Checking the repo on github I see cassandraFormat
here. My import statement is not throwing an exception:
import org.apache.spark.sql.cassandra._
df.write
.cassandraFormat("keyspace", "table")
.save()
<console>:34: error: value cassandraFormat is not a member of org.apache.spark.sql.DataFrameWriter[org.apache.spark.sql.Row]
cassandraFormat
is not available under df.write
but it is under spark.read
.
I am using Spark 2.1.1. And my spark-shell is invoked by:
spark-shell --master spark://10.0.0.115:7077 --packages com.databricks:spark-csv_2.11:1.5.0,datastax:spark-cassandra-connector:1.6.6-s_2.11
Edit:
I did realise that cassandraFormat
was basically an alias for .format().options()

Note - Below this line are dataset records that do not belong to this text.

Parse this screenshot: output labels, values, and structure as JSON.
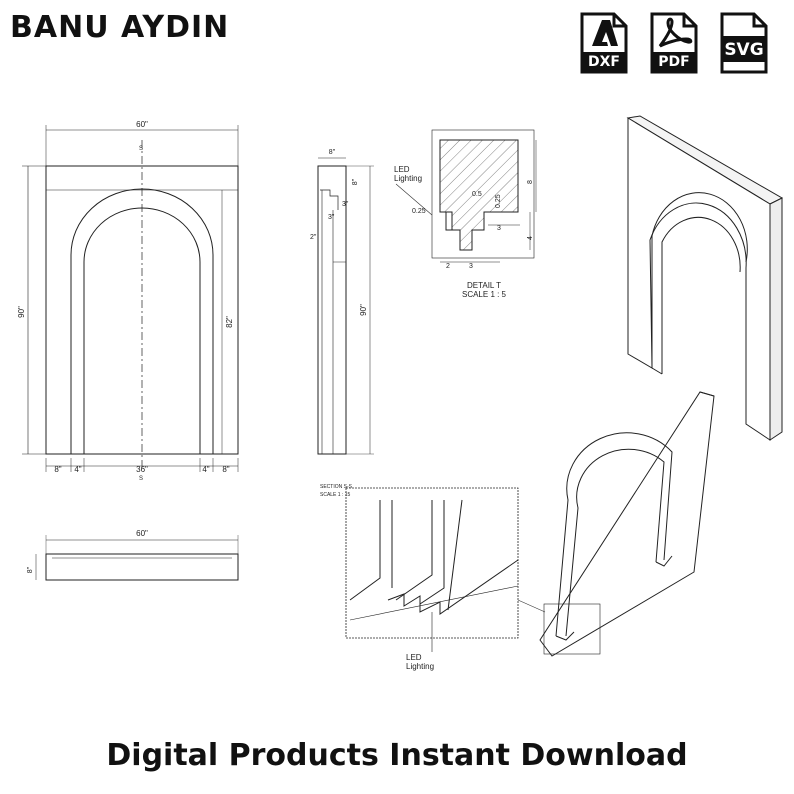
{
  "header": {
    "brand": "BANU AYDIN"
  },
  "badges": [
    {
      "label": "DXF",
      "icon": "adobe-icon"
    },
    {
      "label": "PDF",
      "icon": "acrobat-icon"
    },
    {
      "label": "SVG",
      "icon": ""
    }
  ],
  "front_view": {
    "width": "60\"",
    "height": "90\"",
    "inner_height": "82\"",
    "bottom_dims": [
      "8\"",
      "4\"",
      "36\"",
      "4\"",
      "8\""
    ],
    "center_mark": "S"
  },
  "side_view": {
    "depth": "8\"",
    "height": "90\"",
    "offset": "2\"",
    "step_a": "3\"",
    "step_b": "3\"",
    "profile": "8\""
  },
  "detail": {
    "callout": "LED\nLighting",
    "dims": [
      "8",
      "0.5",
      "0.25",
      "0.25",
      "3",
      "4",
      "2",
      "3"
    ],
    "title": "DETAIL T",
    "scale": "SCALE 1 : 5"
  },
  "top_view": {
    "width": "60\"",
    "depth": "8\""
  },
  "section": {
    "title": "SECTION S-S",
    "scale": "SCALE 1 : 15",
    "callout": "LED\nLighting"
  },
  "footer": {
    "text": "Digital Products Instant Download"
  }
}
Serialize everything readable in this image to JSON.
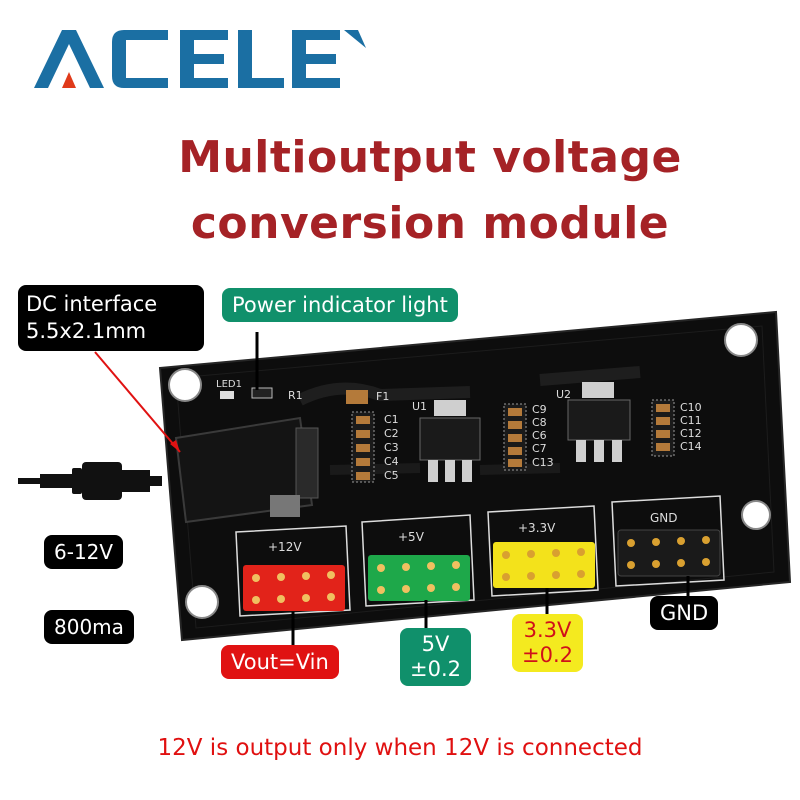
{
  "brand": {
    "name": "ACELEX",
    "color": "#1b6fa3"
  },
  "title": {
    "line1": "Multioutput voltage",
    "line2": "conversion module",
    "color": "#a52226"
  },
  "labels": {
    "dc_interface_line1": "DC interface",
    "dc_interface_line2": "5.5x2.1mm",
    "power_indicator": "Power indicator light",
    "input_voltage": "6-12V",
    "current": "800ma",
    "vout": "Vout=Vin",
    "v5_line1": "5V",
    "v5_line2": "±0.2",
    "v33_line1": "3.3V",
    "v33_line2": "±0.2",
    "gnd": "GND"
  },
  "pcb": {
    "silkscreen": {
      "led": "LED1",
      "r1": "R1",
      "f1": "F1",
      "u1": "U1",
      "u2": "U2",
      "caps_left": [
        "C1",
        "C2",
        "C3",
        "C4",
        "C5"
      ],
      "caps_mid": [
        "C9",
        "C8",
        "C6",
        "C7",
        "C13"
      ],
      "caps_right": [
        "C10",
        "C11",
        "C12",
        "C14"
      ],
      "headers": [
        "+12V",
        "+5V",
        "+3.3V",
        "GND"
      ]
    },
    "header_colors": {
      "v12": "#e2231a",
      "v5": "#1ea84a",
      "v33": "#f3e21b",
      "gnd": "#1a1a1a"
    }
  },
  "footer": "12V is output only when 12V is connected",
  "colors": {
    "red": "#e01212",
    "green": "#10906b",
    "yellow": "#f4ea1f",
    "black": "#000000"
  }
}
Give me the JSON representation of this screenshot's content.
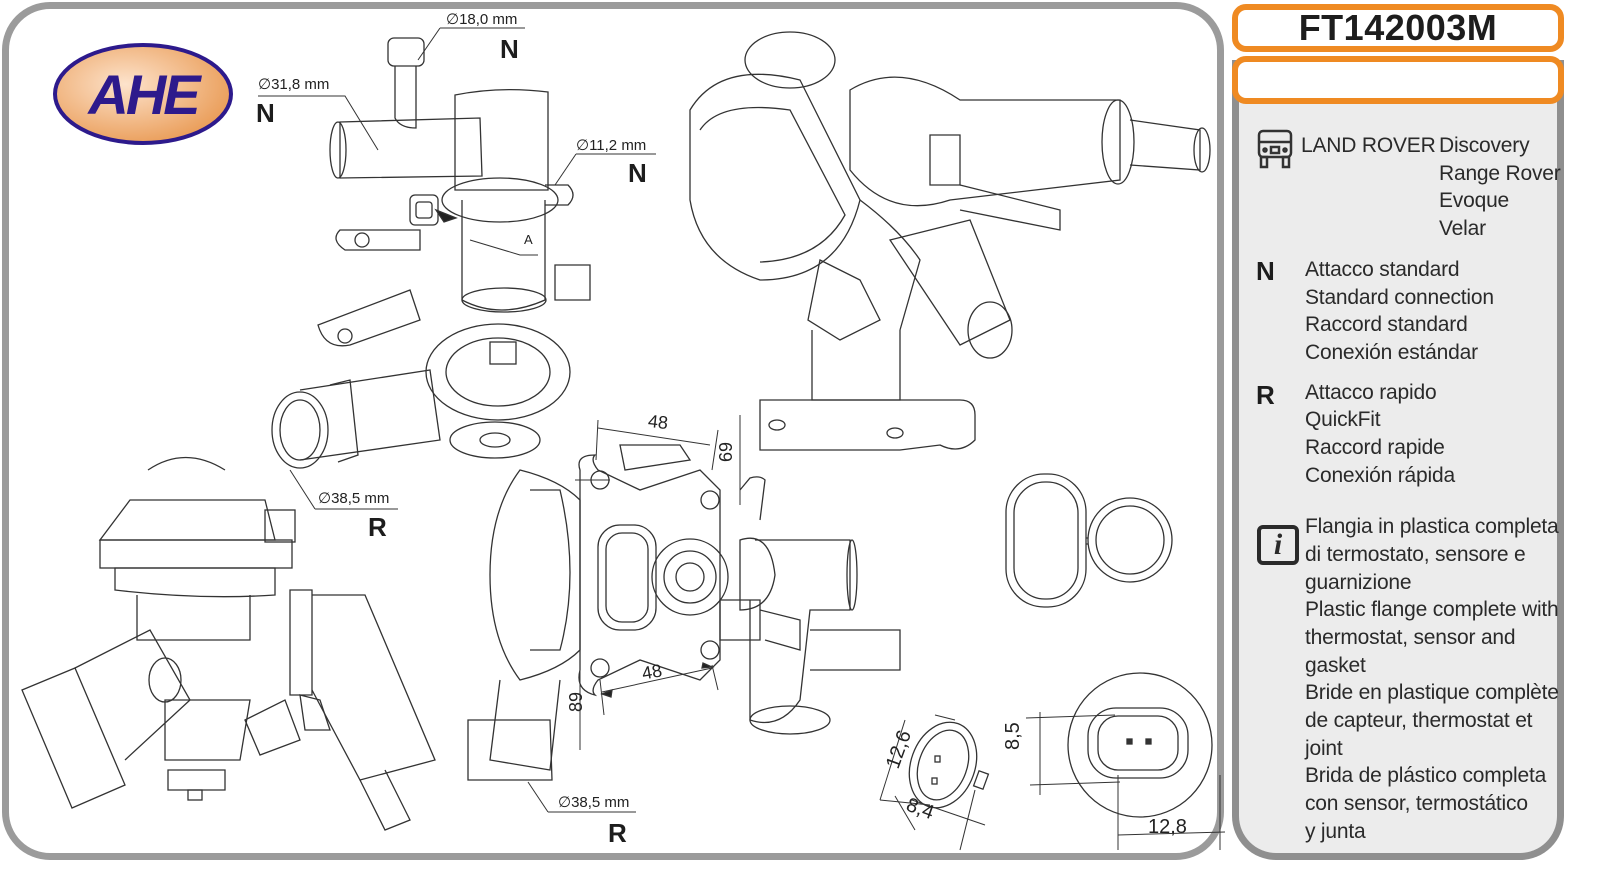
{
  "brand": {
    "logo_text": "AHE",
    "colors": {
      "logo_border": "#2d1a8c",
      "logo_fill": "#f0a868",
      "logo_text": "#2d1a8c",
      "accent": "#ef8a22",
      "panel_border": "#9b9b9b",
      "panel_bg": "#ececec"
    }
  },
  "header": {
    "part_number": "FT142003M",
    "sub_label": ""
  },
  "applications": {
    "icon": "vehicle-front-icon",
    "make": "LAND ROVER",
    "models": [
      "Discovery",
      "Range Rover",
      "Evoque",
      "Velar"
    ]
  },
  "legend": [
    {
      "key": "N",
      "lines": [
        "Attacco standard",
        "Standard connection",
        "Raccord standard",
        "Conexión estándar"
      ]
    },
    {
      "key": "R",
      "lines": [
        "Attacco rapido",
        "QuickFit",
        "Raccord rapide",
        "Conexión rápida"
      ]
    }
  ],
  "info": {
    "icon": "info-icon",
    "lines": [
      "Flangia in plastica completa",
      "di termostato, sensore e",
      "guarnizione",
      "Plastic flange complete with",
      "thermostat, sensor and",
      "gasket",
      "Bride en plastique complète",
      "de capteur, thermostat et",
      "joint",
      "Brida de plástico completa",
      "con sensor, termostático",
      "y junta"
    ]
  },
  "drawing": {
    "connections": [
      {
        "diameter": "∅18,0 mm",
        "type": "N"
      },
      {
        "diameter": "∅31,8 mm",
        "type": "N"
      },
      {
        "diameter": "∅11,2 mm",
        "type": "N"
      },
      {
        "diameter": "∅38,5 mm",
        "type": "R"
      },
      {
        "diameter": "∅38,5 mm",
        "type": "R"
      }
    ],
    "flange_dims": {
      "top_width": "48",
      "bottom_width": "48",
      "right_height": "69",
      "left_height": "89"
    },
    "detail_label": "A",
    "sensor_dims": {
      "height": "12,6",
      "width": "8,4"
    },
    "socket_dims": {
      "height": "8,5",
      "width": "12,8"
    }
  }
}
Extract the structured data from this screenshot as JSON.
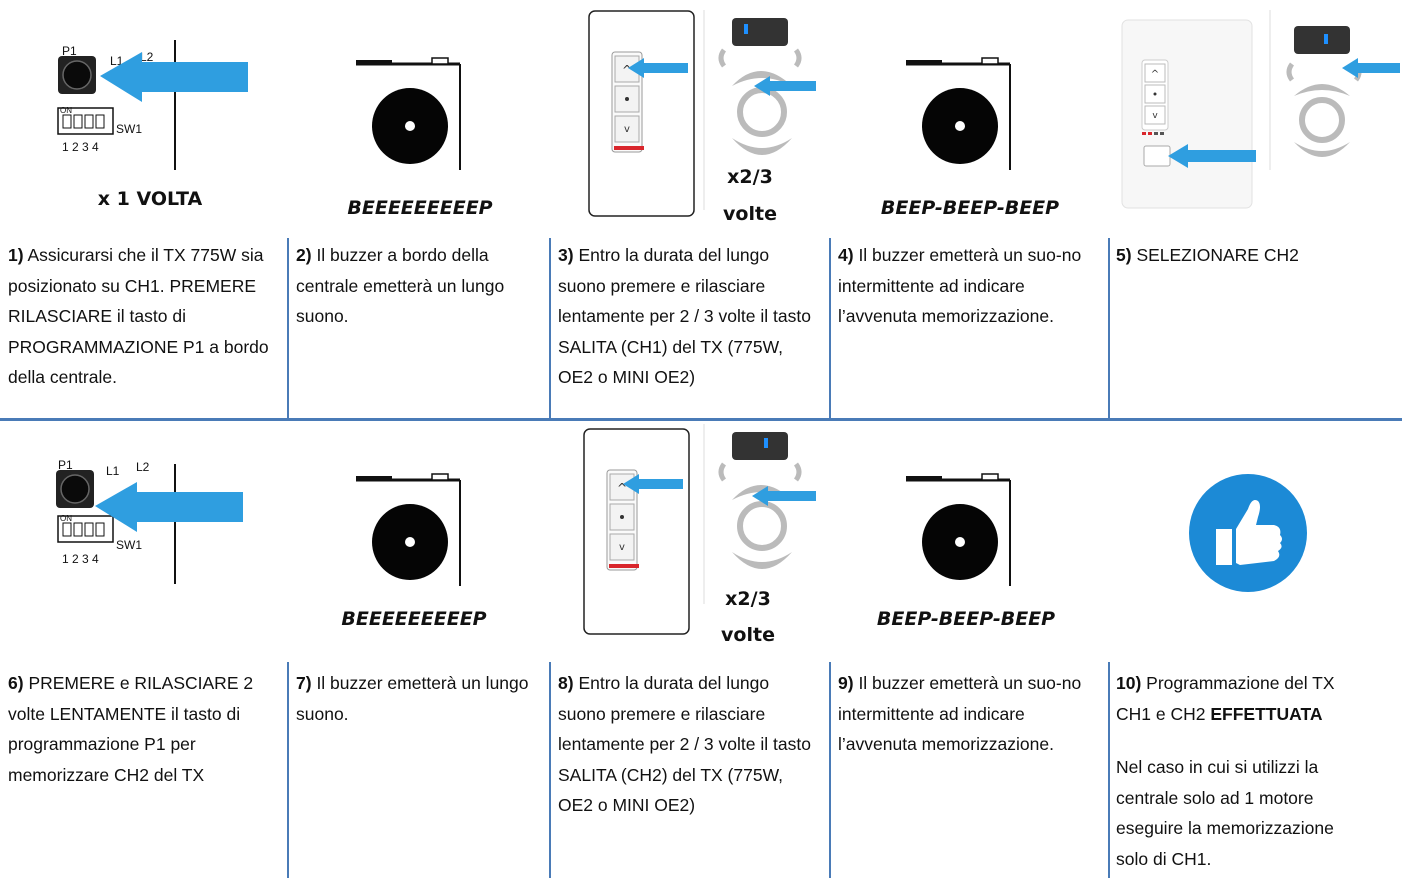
{
  "colors": {
    "arrow": "#2f9ee0",
    "divider": "#4a7bb7",
    "led_red": "#d9262c",
    "led_blue": "#1e90ff",
    "thumb_circle": "#1c8ad6"
  },
  "row1": {
    "captions": {
      "c1": "x 1 VOLTA",
      "c2": "BEEEEEEEEEP",
      "c3_line1": "x2/3",
      "c3_line2": "volte",
      "c4": "BEEP-BEEP-BEEP"
    },
    "board": {
      "p1": "P1",
      "l1": "L1",
      "l2": "L2",
      "sw": "SW1",
      "on": "ON",
      "nums": "1 2 3 4"
    },
    "steps": [
      {
        "num": "1)",
        "text": "Assicurarsi che il TX 775W sia posizionato su CH1. PREMERE RILASCIARE il tasto di PROGRAMMAZIONE P1 a bordo della centrale."
      },
      {
        "num": "2)",
        "text": "Il buzzer a bordo della centrale emetterà un lungo suono."
      },
      {
        "num": "3)",
        "text": "Entro la durata del lungo suono premere e rilasciare lentamente per 2 / 3 volte il tasto SALITA (CH1) del TX (775W, OE2 o MINI OE2)"
      },
      {
        "num": "4)",
        "text": "Il buzzer emetterà un suo-no intermittente ad indicare l’avvenuta memorizzazione."
      },
      {
        "num": "5)",
        "text": "SELEZIONARE CH2"
      }
    ]
  },
  "row2": {
    "captions": {
      "c2": "BEEEEEEEEEP",
      "c3_line1": "x2/3",
      "c3_line2": "volte",
      "c4": "BEEP-BEEP-BEEP"
    },
    "board": {
      "p1": "P1",
      "l1": "L1",
      "l2": "L2",
      "sw": "SW1",
      "on": "ON",
      "nums": "1 2 3 4"
    },
    "steps": [
      {
        "num": "6)",
        "text": "PREMERE e RILASCIARE 2 volte LENTAMENTE il tasto di programmazione P1 per memorizzare CH2 del TX"
      },
      {
        "num": "7)",
        "text": "Il buzzer emetterà un lungo suono."
      },
      {
        "num": "8)",
        "text": "Entro la durata del lungo suono premere e rilasciare lentamente per 2 / 3 volte il tasto SALITA (CH2) del TX (775W, OE2 o MINI OE2)"
      },
      {
        "num": "9)",
        "text": "Il buzzer emetterà un suo-no intermittente ad indicare l’avvenuta memorizzazione."
      },
      {
        "num": "10)",
        "text": "Programmazione del TX CH1 e CH2",
        "bold": "EFFETTUATA",
        "note": "Nel caso in cui si utilizzi la centrale solo ad 1 motore eseguire la memorizzazione solo di CH1."
      }
    ]
  }
}
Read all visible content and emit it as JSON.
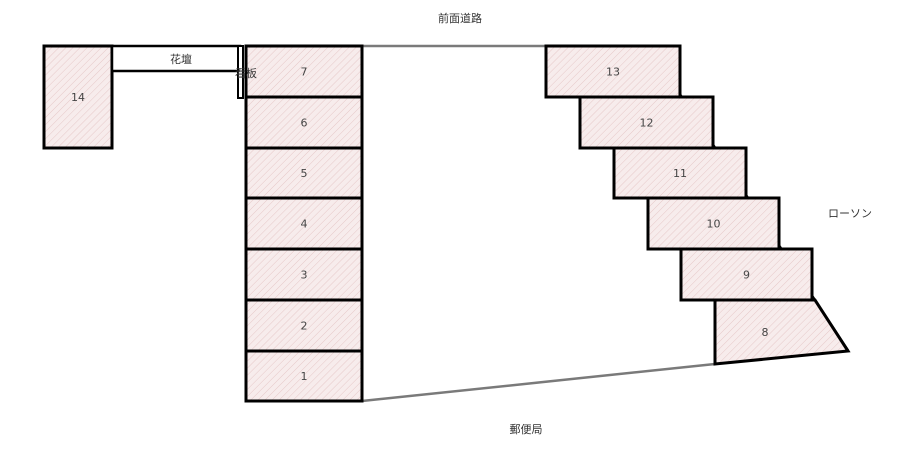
{
  "labels": {
    "front_road": "前面道路",
    "post_office": "郵便局",
    "lawson": "ローソン",
    "flower_bed": "花壇",
    "signboard": "看板"
  },
  "spots": [
    {
      "id": "1",
      "label": "1"
    },
    {
      "id": "2",
      "label": "2"
    },
    {
      "id": "3",
      "label": "3"
    },
    {
      "id": "4",
      "label": "4"
    },
    {
      "id": "5",
      "label": "5"
    },
    {
      "id": "6",
      "label": "6"
    },
    {
      "id": "7",
      "label": "7"
    },
    {
      "id": "8",
      "label": "8"
    },
    {
      "id": "9",
      "label": "9"
    },
    {
      "id": "10",
      "label": "10"
    },
    {
      "id": "11",
      "label": "11"
    },
    {
      "id": "12",
      "label": "12"
    },
    {
      "id": "13",
      "label": "13"
    },
    {
      "id": "14",
      "label": "14"
    }
  ],
  "colors": {
    "spot_fill": "#f7ecec",
    "spot_hatch": "#e6c8c8",
    "outline": "#000000",
    "boundary": "#7a7a7a"
  }
}
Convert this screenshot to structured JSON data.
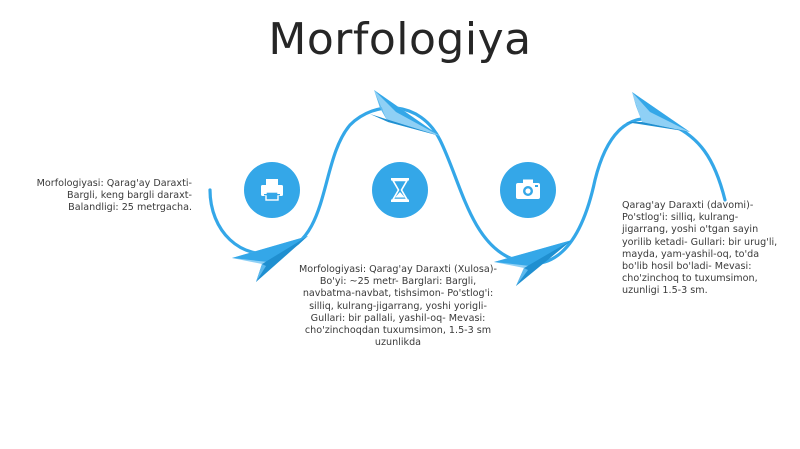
{
  "title": "Morfologiya",
  "colors": {
    "accent": "#34a7e8",
    "accent_dark": "#1f8fd0",
    "accent_light": "#8fd0f5",
    "text": "#3a3a3a",
    "title": "#262626"
  },
  "steps": [
    {
      "icon": "printer-icon",
      "text": "Morfologiyasi: Qarag'ay Daraxti-\nBargli, keng bargli daraxt-\nBalandligi: 25 metrgacha."
    },
    {
      "icon": "hourglass-icon",
      "text": "Morfologiyasi: Qarag'ay Daraxti (Xulosa)-\nBo'yi: ~25 metr- Barglari: Bargli,\nnavbatma-navbat, tishsimon- Po'stlog'i:\nsilliq, kulrang-jigarrang, yoshi yorigli-\nGullari: bir pallali, yashil-oq- Mevasi:\ncho'zinchoqdan tuxumsimon, 1.5-3 sm\nuzunlikda"
    },
    {
      "icon": "camera-icon",
      "text": "Qarag'ay Daraxti (davomi)-\nPo'stlog'i: silliq, kulrang-\njigarrang, yoshi o'tgan sayin\nyorilib ketadi- Gullari: bir urug'li,\nmayda, yam-yashil-oq, to'da\nbo'lib hosil bo'ladi- Mevasi:\ncho'zinchoq to tuxumsimon,\nuzunligi 1.5-3 sm."
    }
  ]
}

. However a different error was returned:
df.write
.format("org.apache.spark.sql.cassandra")
.options(Map("table" -> "standard_feed", "keyspace" -> "testing"))
.save()
java.lang.AbstractMethodError: org.apache.spark.sql.cassandra.DefaultSource.createRelation
(Lorg/apache/spark/sql/SQLContext;Lorg/apache/spark/sql/SaveMode;Lscala/collection/
immutable/Map;Lorg/apache/spark/sql/Dataset;)Lorg/apache/spark/sql/sources/
BaseRelation;
at org.apache.spark.sql.execution.datasources.DataSource.write(DataSource.scala:518)
at org.apache.spark.sql.DataFrameWriter.save(DataFrameWriter.scala:215)
I'm not so sure about cassandraFormat
but saving a dataframe to a cassandra table can easiest be done in the following way:
df.write
.format("org.apache.spark.sql.cassandra")
.options(Map("table" -> "table_name", "keyspace" -> "keyspace_name"))
.save()
About the error message you received:
I think the error message you get is due to a version mismatch. You use spark 2.1.1 and cassandra-connector version 1.6.6. For spark 2.1.x you need to use version 2.0 of the cassandra-connector, see table here for a full list of the version compatibilities.